"Yes'm, that's the reason. All the girls are going to dress in white; I suppose she thinks she will look queerly, and be talked about. But I don't understand it. Seems to me if all the boys were going to wear blue coats, and I knew it, I'd just as soon wear my gray one if gray was respectable."
"She ought to have a white dress, now that's a fact," said Mrs. Smith with energy, patting her brown loaf, and tucking it down into the tin in a skilful way. "It isn't much for a girl like her to want; if her father was the kind of man he ought to be, she might have a white dress for best, as well as not; I've no patience with him."
"Her father hasn't drank a drop this week," said Jerry.
"Hasn't; well, I'm glad of it; but I'm thinking of what he has done, and what he will go and do, as likely as not, next week; they might be as forehanded as any folks I know of, if he was what he ought to be; there isn't a better workman in the town.
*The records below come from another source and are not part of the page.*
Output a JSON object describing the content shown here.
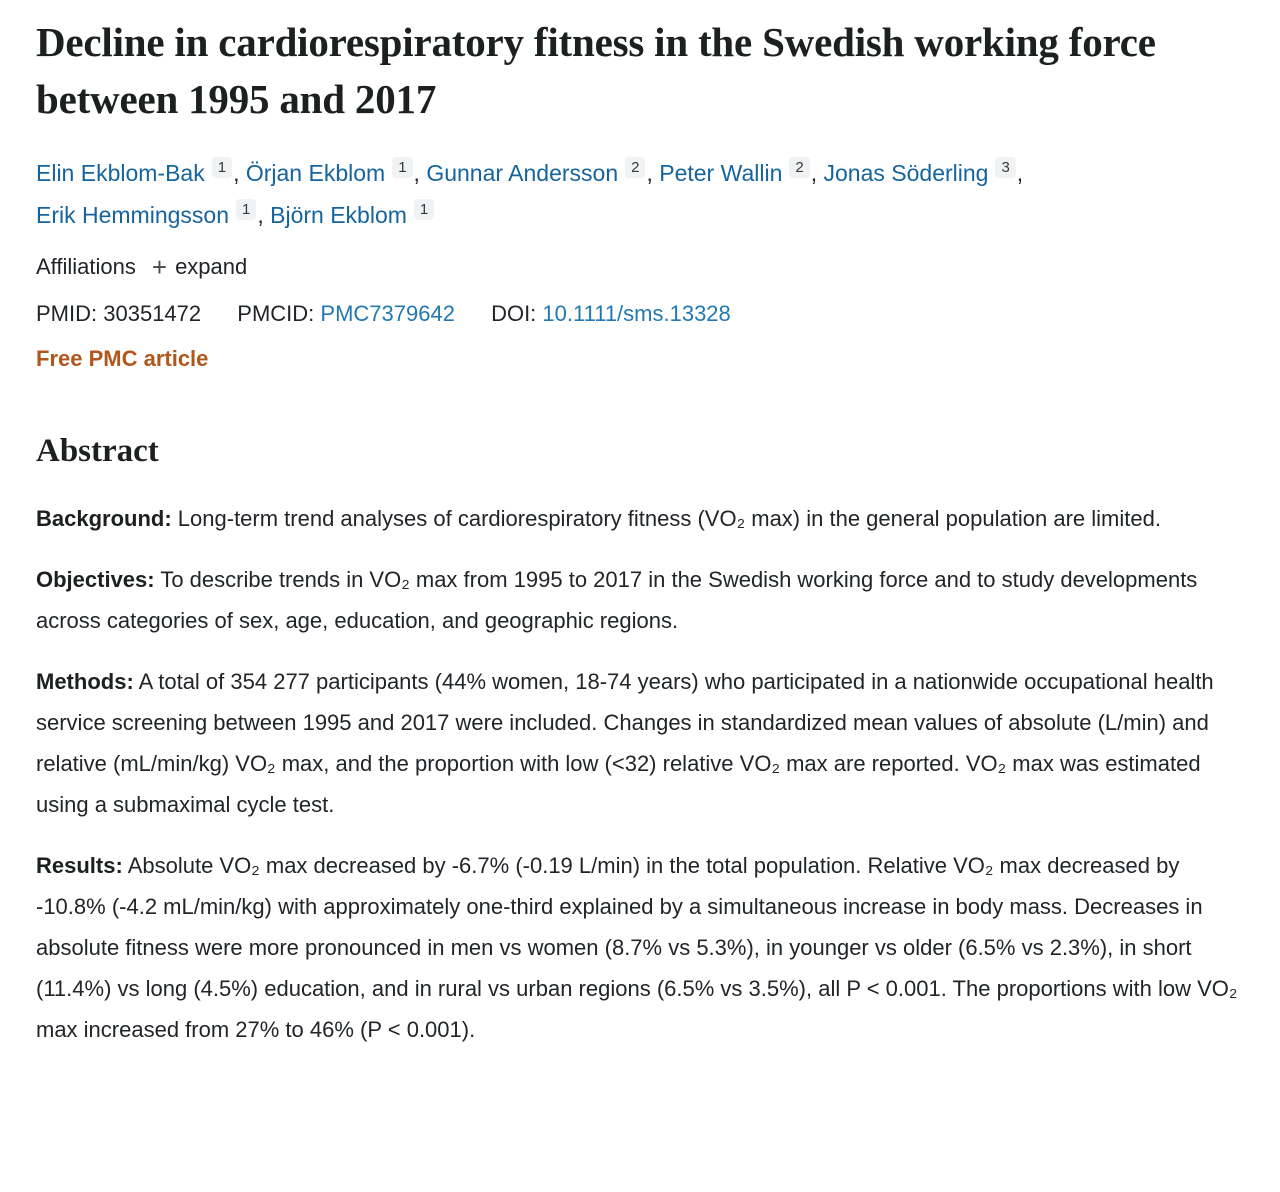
{
  "article": {
    "title": "Decline in cardiorespiratory fitness in the Swedish working force between 1995 and 2017"
  },
  "authors": {
    "separator": ",",
    "list": [
      {
        "name": "Elin Ekblom-Bak",
        "sup": "1"
      },
      {
        "name": "Örjan Ekblom",
        "sup": "1"
      },
      {
        "name": "Gunnar Andersson",
        "sup": "2"
      },
      {
        "name": "Peter Wallin",
        "sup": "2"
      },
      {
        "name": "Jonas Söderling",
        "sup": "3"
      },
      {
        "name": "Erik Hemmingsson",
        "sup": "1"
      },
      {
        "name": "Björn Ekblom",
        "sup": "1"
      }
    ]
  },
  "affiliations": {
    "label": "Affiliations",
    "expand_icon": "+",
    "expand_label": "expand"
  },
  "identifiers": {
    "pmid_label": "PMID:",
    "pmid_value": "30351472",
    "pmcid_label": "PMCID:",
    "pmcid_value": "PMC7379642",
    "doi_label": "DOI:",
    "doi_value": "10.1111/sms.13328"
  },
  "free_pmc_label": "Free PMC article",
  "abstract": {
    "heading": "Abstract",
    "sections": [
      {
        "label": "Background:",
        "text": "Long-term trend analyses of cardiorespiratory fitness (VO₂ max) in the general population are limited."
      },
      {
        "label": "Objectives:",
        "text": "To describe trends in VO₂ max from 1995 to 2017 in the Swedish working force and to study developments across categories of sex, age, education, and geographic regions."
      },
      {
        "label": "Methods:",
        "text": "A total of 354 277 participants (44% women, 18-74 years) who participated in a nationwide occupational health service screening between 1995 and 2017 were included. Changes in standardized mean values of absolute (L/min) and relative (mL/min/kg) VO₂ max, and the proportion with low (<32) relative VO₂ max are reported. VO₂ max was estimated using a submaximal cycle test."
      },
      {
        "label": "Results:",
        "text": "Absolute VO₂ max decreased by -6.7% (-0.19 L/min) in the total population. Relative VO₂ max decreased by -10.8% (-4.2 mL/min/kg) with approximately one-third explained by a simultaneous increase in body mass. Decreases in absolute fitness were more pronounced in men vs women (8.7% vs 5.3%), in younger vs older (6.5% vs 2.3%), in short (11.4%) vs long (4.5%) education, and in rural vs urban regions (6.5% vs 3.5%), all P < 0.001. The proportions with low VO₂ max increased from 27% to 46% (P < 0.001)."
      }
    ]
  },
  "colors": {
    "author-link": "#16649e",
    "id-link": "#2279b2",
    "free-pmc": "#b0571c",
    "text": "#212529",
    "heading": "#1d2021",
    "sup-bg": "#f1f2f3"
  }
}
Well, you don't care much about the flower party, I suppose?"
"I don't now," said Jerry, wearily. "When I thought the little girls were going, I had a plan. Sate is such a little thing, she would be sure to be half-asleep by eight o'clock; and I was going to coax Norm to come for her, and we carry her home between us. Norm won't go to a flower party, out and out; but he is good-natured, and was beginning to think a great deal of Sate; then I thought Mr. Sherrill would speak to him. The more we can get Norm to feeling he belongs in such places, the less he will feel like belonging to the corner groceries, and the streets."
"I see," said Mrs. Smith admiringly. "Well, I do say I didn't think Nettie was the kind of girl to put a white dress between her chances of helping folks. Sarah Ann thinks she's a real true Christian; but Satan does seem to be into the clothes business from beginning to end."
"I don't suppose it is any easier for a Christian to be laughed at and slighted, than it is for other people," said Jerry, inclined to resent the idea that Nettie was not showing the right spirit; although in his heart he was disappointed in her for caring so much about the color of her dress.
"Well, I don't know about that," said Mrs. Smith, stopping in the act of tucking her bread under the blankets, to look full at Jerry, "why, they even made fun of the Lord Jesus Christ; dressed him up in purple, like a king, and mocked at him! When it comes to remembering that, it would seem as if any common Christian might be almost glad of a chance to be made fun of, just to stand in the same lot with him."
This was a new thought to Jerry. He studied it for awhile in silence. Now it so happened that neither Mrs. Smith nor Jerry remembered certain facts; one was that Mrs. Smith's kitchen window was in a line with Mrs. Decker's bedroom window, where Nettie had gone to sit while she mended Norm's shirt; the other was that a gentle breeze was blowing, which brought their words distinctly to Nettie's ears. At first she had not noticed the talk, busy with her own thoughts, then she heard her name, and paused needle in hand, to wonder what was being said about her. Then, coming to her senses, she determined to leave the room; but her mother, for convenience, had pushed her ironing table against the bedroom door, and then had gone to the yard in search of chips; Nettie was a prisoner; she tried to push the table by pushing against the door, but the floor was uneven, and the table would not move; meantime the conversation going on across the alleyway, came distinctly to her. No use to cough, they were too much interested to hear her. By and by she grew so interested as to forget that the words were not intended for her to hear. There were more questions involved in this matter of dress than she had thought about. Her cheeks began to burn a little with the thought that her neighbor had been planning help for Norm, which she was blocking because she had no white dress! This was an astonishment! She had not known she was proud. In fact, she had thought herself very humble, and worthy of commendation because she went Sabbath after Sabbath to the school in the same blue and white dress, not so fresh now by a great deal as when she first came home.
When Mrs. Smith reached the sentence which told of the Lord Jesus being robed in purple, and crowned with thorns, and mocked, two great tears fell on Norm's shirt sleeve.